Pues tiene usted que estar loca para pensar eso, pero es una madre y así piensan las madres. Es la locura de una madre, y supongo que las hay peores. Pero ahora debe quedarse despierta y dormir sólo cuando sea la hora de dormir. ¿Sabe por qué?
Mattie negó con la cabeza.
¿Ve mi guerrera, de uniforme? Trabajo de enfermera para el coronel médico que intentó salvarle la vida al amo. Puedo enrollar vendas, puedo darles agua cuando tienen sed, a los hombres, y todo eso. Soy útil para este ejército que me da de comer y me lleva consigo porque ahora mismo no tengo otro hogar en el mundo. ¿Me oye?
Mattie asintió.
Bueno, pues de la misma manera usted, ama, debe ser útil para ellos, porque si se ha quedado aquí, es su obligación, y ellos necesitan a todas las buenas mujeres que encuentren para cuidar de esos hombres quebrados.
¿Qué puedo hacer?, preguntó Mattie casi en un susurro.
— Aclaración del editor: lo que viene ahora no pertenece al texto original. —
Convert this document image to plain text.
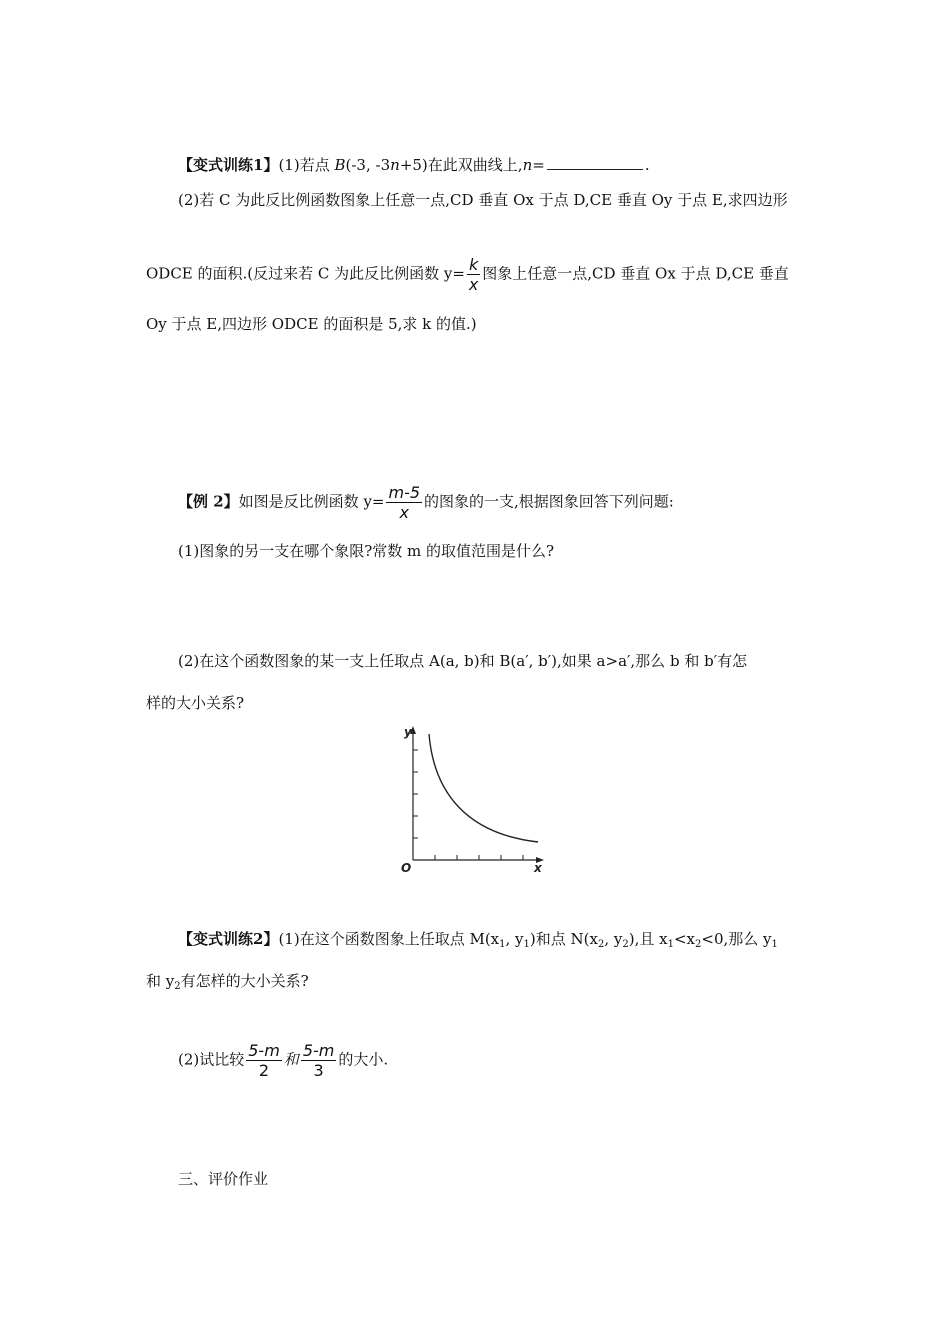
【变式训练1】(1)若点 B(-3, -3n+5)在此双曲线上,n=	.
(2)若 C 为此反比例函数图象上任意一点,CD 垂直 Ox 于点 D,CE 垂直 Oy 于点 E,求四边形
ODCE 的面积.(反过来若 C 为此反比例函数 $y= \frac{k}{x}$ 图象上任意一点,CD 垂直 Ox 于点 D,CE 垂直
Oy 于点 E,四边形 ODCE 的面积是 5,求 k 的值.)
【例 2】如图是反比例函数 $y= \frac{m-5}{x}$ 的图象的一支,根据图象回答下列问题:
(1)图象的另一支在哪个象限?常数 m 的取值范围是什么?
(2)在这个函数图象的某一支上任取点 A(a, b)和 B(a′, b′),如果 a>a′,那么 b 和 b′有怎
样的大小关系?
y
x
O
【变式训练2】(1)在这个函数图象上任取点 $M(x_1$, $y_1$)和点 $N(x_2$, $y_2$),且 $x_1<x_2<0$,那么 $y_1$
和 $y_2$有怎样的大小关系?
(2)试比较 $\frac{5-m}{2}$ 和 $\frac{5-m}{3}$ 的大小.
三、评价作业
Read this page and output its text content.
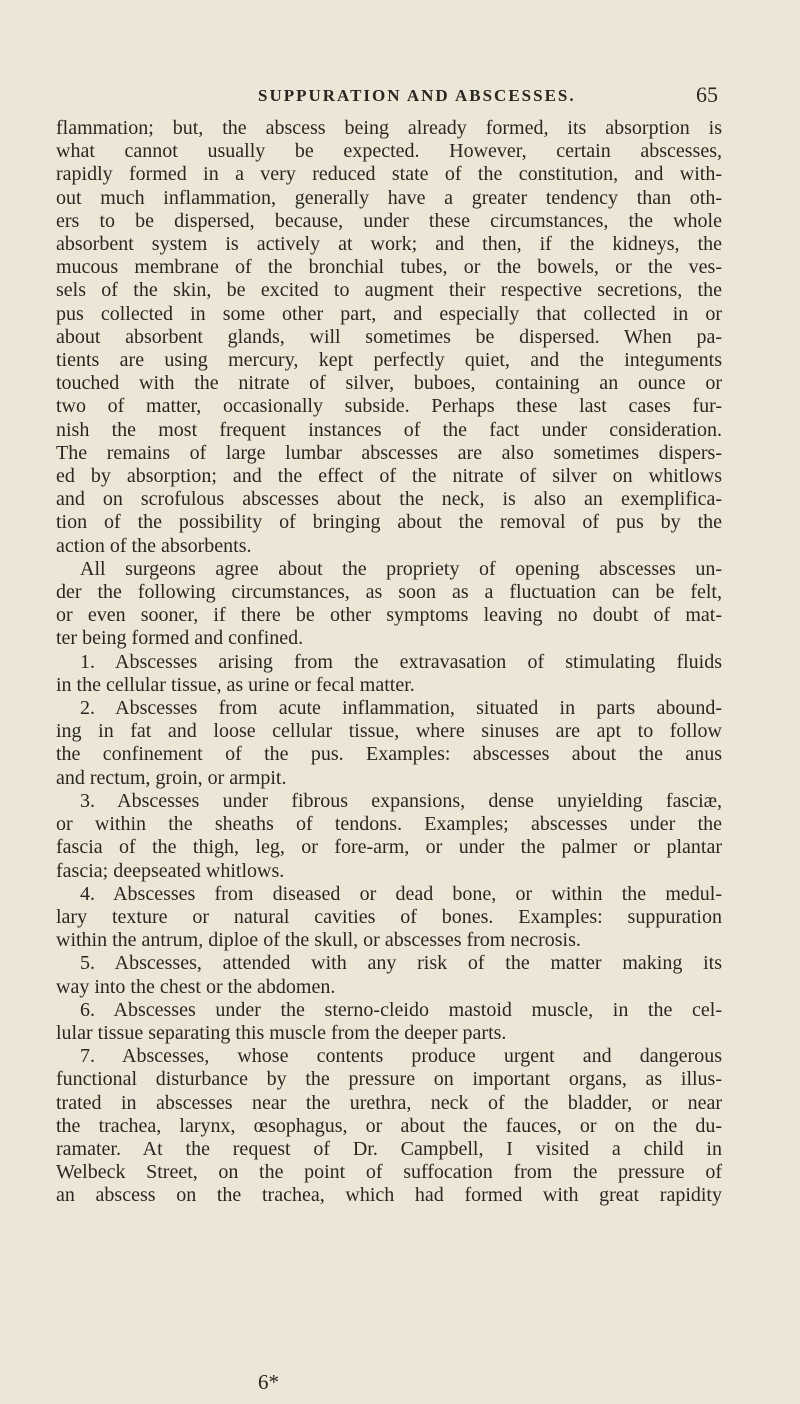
SUPPURATION AND ABSCESSES.	65
flammation; but, the abscess being already formed, its absorption is
what cannot usually be expected. However, certain abscesses,
rapidly formed in a very reduced state of the constitution, and with-
out much inflammation, generally have a greater tendency than oth-
ers to be dispersed, because, under these circumstances, the whole
absorbent system is actively at work; and then, if the kidneys, the
mucous membrane of the bronchial tubes, or the bowels, or the ves-
sels of the skin, be excited to augment their respective secretions, the
pus collected in some other part, and especially that collected in or
about absorbent glands, will sometimes be dispersed. When pa-
tients are using mercury, kept perfectly quiet, and the integuments
touched with the nitrate of silver, buboes, containing an ounce or
two of matter, occasionally subside. Perhaps these last cases fur-
nish the most frequent instances of the fact under consideration.
The remains of large lumbar abscesses are also sometimes dispers-
ed by absorption; and the effect of the nitrate of silver on whitlows
and on scrofulous abscesses about the neck, is also an exemplifica-
tion of the possibility of bringing about the removal of pus by the
action of the absorbents.
All surgeons agree about the propriety of opening abscesses un-
der the following circumstances, as soon as a fluctuation can be felt,
or even sooner, if there be other symptoms leaving no doubt of mat-
ter being formed and confined.
1. Abscesses arising from the extravasation of stimulating fluids
in the cellular tissue, as urine or fecal matter.
2. Abscesses from acute inflammation, situated in parts abound-
ing in fat and loose cellular tissue, where sinuses are apt to follow
the confinement of the pus. Examples: abscesses about the anus
and rectum, groin, or armpit.
3. Abscesses under fibrous expansions, dense unyielding fasciæ,
or within the sheaths of tendons. Examples; abscesses under the
fascia of the thigh, leg, or fore-arm, or under the palmer or plantar
fascia; deepseated whitlows.
4. Abscesses from diseased or dead bone, or within the medul-
lary texture or natural cavities of bones. Examples: suppuration
within the antrum, diploe of the skull, or abscesses from necrosis.
5. Abscesses, attended with any risk of the matter making its
way into the chest or the abdomen.
6. Abscesses under the sterno-cleido mastoid muscle, in the cel-
lular tissue separating this muscle from the deeper parts.
7. Abscesses, whose contents produce urgent and dangerous
functional disturbance by the pressure on important organs, as illus-
trated in abscesses near the urethra, neck of the bladder, or near
the trachea, larynx, œsophagus, or about the fauces, or on the du-
ramater. At the request of Dr. Campbell, I visited a child in
Welbeck Street, on the point of suffocation from the pressure of
an abscess on the trachea, which had formed with great rapidity
6*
Pregúnteselo a la señorita Thompson la próxima vez que acampemos y ella tendrá trabajo de sobra para usted, por eso pierda cuidado. Todo lo que Pearl puede hacer también usted podrá hacerlo. Pero hay una cosa más, ya que la estoy cuidando en su momento de debilidad y dolor, ¿y sabe qué es?
No.
Pues lo que nunca se le ocurrió cuando yo era niña y vivía en su casa. Puede enseñarle a Pearl a leer. Empezando por aquí, dijo Pearl, y le mostró la carta de Clarke.
Mattie tendió la mano hacia el sobre, y Pearl se lo dio. Sus miradas se cruzaron.
Y ahora no me venga con lloros, exclamó Pearl, pero fue en vano. Las lágrimas resbalaron por las mejillas de Mattie Jameson. Meneaba la cabeza y se mordía el labio, y Pearl, que no sabía si consolarla o gritarle, de pronto se sintió invadida por la emoción cuando, sin esperarlo, sin quererlo, también a ella se le anegaron los ojos en lágrimas.